If the Houses plan to cut the mortgage interest deduction to the first $500,000 of a loan becomes law, it will remove a benefit for new homeowners in many high-cost markets.
Outstanding. That is a feature and not a bug of the bill. Housing prices are grossly over inflated in some places. Way past time that bubble was popped.
Fact check..... if you owe 1,000,000 on a house you don’t own it. The bank does
Your total mortgage payment(P I T I) should be no more than 28 percent of your gross monthly income.
Most would need an income OVER 100K for a 500k house.
Yep, and it will put downward pressure on home prices in that area as a result, which means folks who did a 6 week realtor course won’t be making tens of thousands of dollars commissions for work that is only worth a few grand...
Let's face it ... this deduction is intended solely to serve as a subsidy for the banking, home-building and real estate brokerage industries.
Everybody says those houses cost too much. Now they are griping that the prices could go down.
Make up your minds.
Remember when the feds took away the write-off of credit card interest?
That was the end of the world too.
new mortgages, but people who have their homes paid off wont be hurt. If you are in the last third of the mortgage(assuming 30 yrs) probably wont be hurt much.
Will the loss of a deduction really stop a lot of someones from buying a home ? I don’t see it.
IOW, these progressives are worried silly that homes might become more affordable for the hoi polloi they claim to be protecting.
The deduction for mortgage interest, like all deductions, is a form of subsidy, where higher taxes for all is absorbed more by those without such deductions than those with them.
As a subsidy and with the implied into of “promoting home ownership” it should have caps, as those needing the subsidy can roughly be equated with those who can’t as well afford a home than those who can. Home price is as good of a marker of that as anything else.

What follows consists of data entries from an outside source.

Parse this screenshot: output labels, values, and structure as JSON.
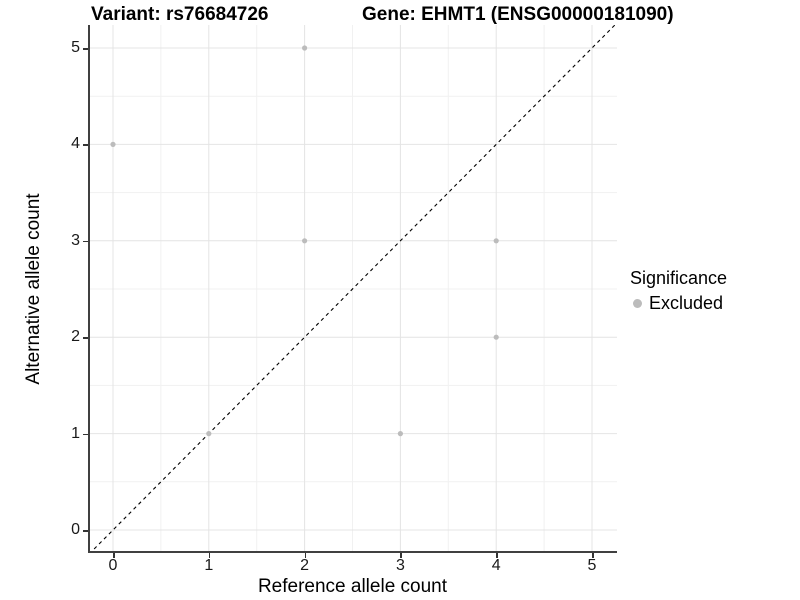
{
  "header": {
    "variant_title": "Variant: rs76684726",
    "gene_title": "Gene: EHMT1 (ENSG00000181090)"
  },
  "chart_data": {
    "type": "scatter",
    "title_left": "Variant: rs76684726",
    "title_right": "Gene: EHMT1 (ENSG00000181090)",
    "xlabel": "Reference allele count",
    "ylabel": "Alternative allele count",
    "xlim": [
      -0.26,
      5.26
    ],
    "ylim": [
      -0.24,
      5.24
    ],
    "x_ticks": [
      "0",
      "1",
      "2",
      "3",
      "4",
      "5"
    ],
    "x_tick_values": [
      0,
      1,
      2,
      3,
      4,
      5
    ],
    "y_ticks": [
      "0",
      "1",
      "2",
      "3",
      "4",
      "5"
    ],
    "y_tick_values": [
      0,
      1,
      2,
      3,
      4,
      5
    ],
    "minor_tick_values": [
      0.5,
      1.5,
      2.5,
      3.5,
      4.5
    ],
    "grid": "major and minor gridlines on white background",
    "identity_line": {
      "equation": "y = x",
      "style": "dashed",
      "color": "#000000"
    },
    "series": [
      {
        "name": "Excluded",
        "color": "#bcbcbc",
        "points": [
          [
            0,
            4
          ],
          [
            1,
            1
          ],
          [
            2,
            3
          ],
          [
            2,
            5
          ],
          [
            3,
            1
          ],
          [
            4,
            2
          ],
          [
            4,
            3
          ]
        ]
      }
    ],
    "legend": {
      "title": "Significance",
      "position": "right",
      "entries": [
        {
          "label": "Excluded",
          "color": "#bcbcbc"
        }
      ]
    }
  },
  "colors": {
    "background": "#ffffff",
    "major_grid": "#e4e4e4",
    "minor_grid": "#f1f1f1",
    "axis_line": "#404040",
    "tick_mark": "#333333",
    "point": "#bcbcbc",
    "dashed_line": "#000000"
  }
}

I would not use a fixed dollar amount. I would use the national median sale price of houses. Using it would grant the deduction but at no greater amount than would be provided on a median priced home. A simple calculation would determine what percentage was the purchase price of your home, in the year you bought it, to the national median home price in that year. If your home was at or less than the median, the interest would be fully deductible. If it wasn’t, the IRS would provide tables representing many interest rates and number of years in mortgages of various lengths, identifying how much interest in X year of a mortgage would have been made on a median priced home, and that would be the limit of the interest deduction. At least that would not discriminate based on what interest rate the consumer was able to get a mortgage at.
That is not my ideal, but a workable practical adjustment, in the absence of my ideal - a system with universal flat income taxes with zero deductions, exemptions, exclusions or credits - just a flat tax everyone pays.
P.S. The % of taxpayers that are now renters is nearing 40%; so fewer and fewer are benefiting from the mortgage interest deduction, not even all those paying mortgages take the interest deduction. Also, as the mortgage gets older the amount of interest being paid declines compared to principle, and if income is low enough, with a low mortgage on an “affordable home”, the standard deduction can be greater than the mortgage interest.